Historia de Iberia Vieja Monográfico
La herencia del emperador
EN LAS ABDICACIONES DE BRUSELAS (1555-1556), Carlos I repartió el peso de su herencia: dejó el gobierno imperial a su hermano, el rey Fernando I de Habsburgo, que en realidad había gobernado allí desde 1553, y la corona de España y las Indias a su hijo Felipe II.
El 25 de octubre de 1555, ante los estados generales de Bruselas, y después de rememorar su trayectoria vital en un discurso que provocó sus lágrimas y las de su audiencia, Carlos V renunció en favor de Felipe a la soberanía de los Países Bajos. Tres meses después, entregó a su secretario los documentos de renuncia y abdicación de todos sus dominios españoles, tanto en el Viejo como en el Nuevo Mundo.
Las abdicaciones se detallan en tres documentos. En el primero renunciaba a la Corona de Castilla y Aragón, junto con el reino de Navarra y Las Indias. En el segundo, a la de Aragón-Cataluña, con el reino de Cerdeña, y en el tercero hacía lo propio con la Corona de Sicilia. Ya para entonces el reino de Nápoles y el ducado de Milán estaban en manos de Felipe; pues se los había entregado cuando éste contrajo nupcias con María Tudor.

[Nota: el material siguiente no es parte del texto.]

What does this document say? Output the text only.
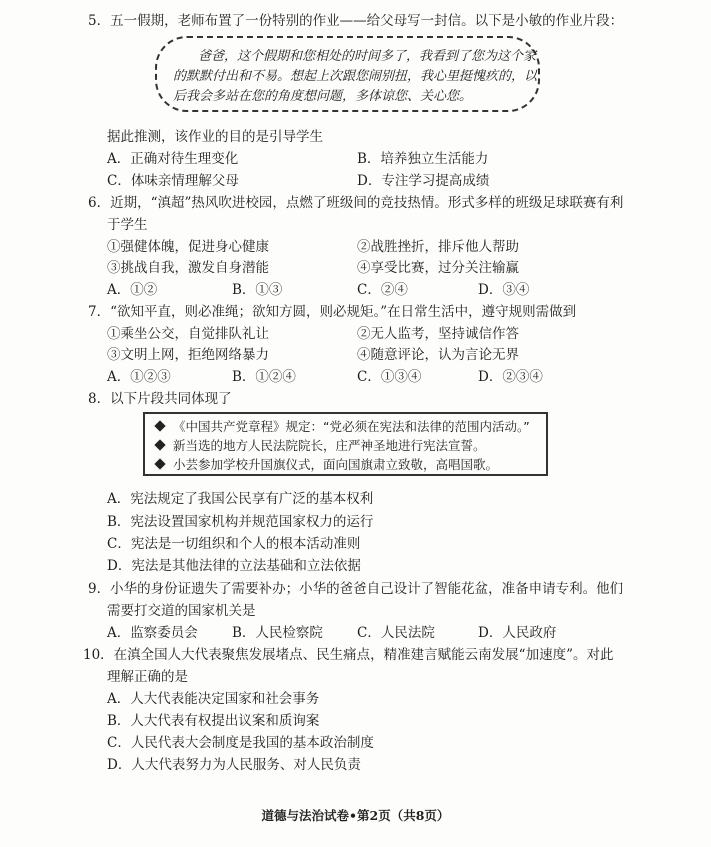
5．五一假期，老师布置了一份特别的作业——给父母写一封信。以下是小敏的作业片段：
爸爸，这个假期和您相处的时间多了，我看到了您为这个家
的默默付出和不易。想起上次跟您闹别扭，我心里挺愧疚的，以
后我会多站在您的角度想问题，多体谅您、关心您。
据此推测，该作业的目的是引导学生
A．正确对待生理变化	B．培养独立生活能力
C．体味亲情理解父母	D．专注学习提高成绩
6．近期，“滇超”热风吹进校园，点燃了班级间的竞技热情。形式多样的班级足球联赛有利
于学生
①强健体魄，促进身心健康	②战胜挫折，排斥他人帮助
③挑战自我，激发自身潜能	④享受比赛，过分关注输赢
A．①②	B．①③	C．②④	D．③④
7．“欲知平直，则必准绳；欲知方圆，则必规矩。”在日常生活中，遵守规则需做到
①乘坐公交，自觉排队礼让	②无人监考，坚持诚信作答
③文明上网，拒绝网络暴力	④随意评论，认为言论无界
A．①②③	B．①②④	C．①③④	D．②③④
8．以下片段共同体现了
《中国共产党章程》规定：“党必须在宪法和法律的范围内活动。”
新当选的地方人民法院院长，庄严神圣地进行宪法宣誓。
小芸参加学校升国旗仪式，面向国旗肃立致敬，高唱国歌。
A．宪法规定了我国公民享有广泛的基本权利
B．宪法设置国家机构并规范国家权力的运行
C．宪法是一切组织和个人的根本活动准则
D．宪法是其他法律的立法基础和立法依据
9．小华的身份证遗失了需要补办；小华的爸爸自己设计了智能花盆，准备申请专利。他们
需要打交道的国家机关是
A．监察委员会	B．人民检察院	C．人民法院	D．人民政府
10．在滇全国人大代表聚焦发展堵点、民生痛点，精准建言赋能云南发展“加速度”。对此
理解正确的是
A．人大代表能决定国家和社会事务
B．人大代表有权提出议案和质询案
C．人民代表大会制度是我国的基本政治制度
D．人大代表努力为人民服务、对人民负责
道德与法治试卷•第2页（共8页）
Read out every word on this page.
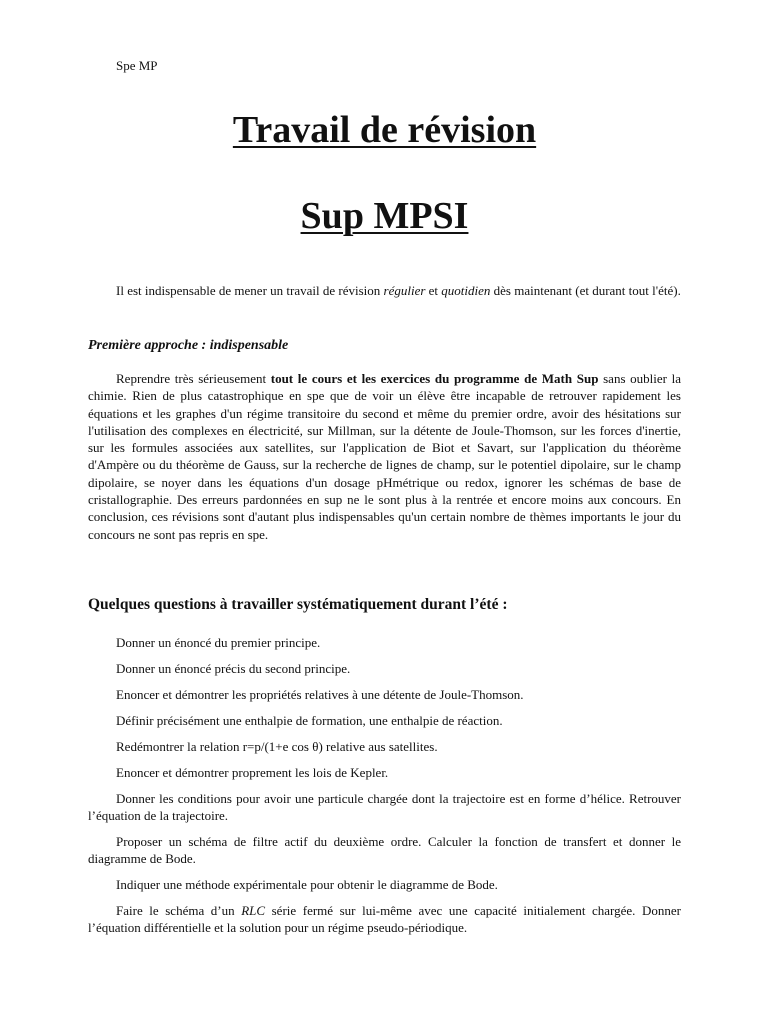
Spe MP
Travail de révision
Sup MPSI

Il est indispensable de mener un travail de révision régulier et quotidien dès maintenant (et durant tout l'été).

Première approche : indispensable

Reprendre très sérieusement tout le cours et les exercices du programme de Math Sup sans oublier la chimie. Rien de plus catastrophique en spe que de voir un élève être incapable de retrouver rapidement les équations et les graphes d'un régime transitoire du second et même du premier ordre, avoir des hésitations sur l'utilisation des complexes en électricité, sur Millman, sur la détente de Joule-Thomson, sur les forces d'inertie, sur les formules associées aux satellites, sur l'application de Biot et Savart, sur l'application du théorème d'Ampère ou du théorème de Gauss, sur la recherche de lignes de champ, sur le potentiel dipolaire, sur le champ dipolaire, se noyer dans les équations d'un dosage pHmétrique ou redox, ignorer les schémas de base de cristallographie. Des erreurs pardonnées en sup ne le sont plus à la rentrée et encore moins aux concours. En conclusion, ces révisions sont d'autant plus indispensables qu'un certain nombre de thèmes importants le jour du concours ne sont pas repris en spe.

Quelques questions à travailler systématiquement durant l’été :

Donner un énoncé du premier principe.
Donner un énoncé précis du second principe.
Enoncer et démontrer les propriétés relatives à une détente de Joule-Thomson.
Définir précisément une enthalpie de formation, une enthalpie de réaction.
Redémontrer la relation r=p/(1+e cos θ) relative aus satellites.
Enoncer et démontrer proprement les lois de Kepler.
Donner les conditions pour avoir une particule chargée dont la trajectoire est en forme d’hélice. Retrouver l’équation de la trajectoire.
Proposer un schéma de filtre actif du deuxième ordre. Calculer la fonction de transfert et donner le diagramme de Bode.
Indiquer une méthode expérimentale pour obtenir le diagramme de Bode.
Faire le schéma d’un RLC série fermé sur lui-même avec une capacité initialement chargée. Donner l’équation différentielle et la solution pour un régime pseudo-périodique.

Después de esto, en agosto de 1556, emprendió la marcha desde Bruselas. Su viaje no fue apresurado, ya las prisas no mandaban en él. Duró 205 días, de los cuales 50 fueron de travesía, haciendo parada en Gante, su ciudad natal, y atravesando luego el Canal de la Mancha. El 28 de septiembre arribó a las costas de Laredo, pero aún le quedaba un largo viaje por tierra antes de llegar a Yuste el 3 de febrero de 1557.
Así, el gran Carlos V, el orgulloso y temido emperador, vio acercarse el día de su muerte entregado a la contemplación y degustando hasta el exceso los manjares y bebidas más apetecibles, para disgusto de sus médicos; recibiendo casi a diario la visita de su hijo Jeromín (Juan de Austria), a quien reconoció en su testamento como nacido de su relación con Bárbara Blomberg tras morir su esposa, y manteniendo escasas relaciones con los que llamaba “los monjes de al lado”. Como el guerrero viejo que era, se retiró oficialmente para morir, aunque continuó aconsejando y ayudando a su hijo.
Cuando terminó la obra del monasterio de El Escorial, su hijo Felipe II mandó trasladar allí los restos mortales del emperador, donde reposan en la actualidad. Pero el recuerdo de sus últimos días se quedó entre los muros de Yuste…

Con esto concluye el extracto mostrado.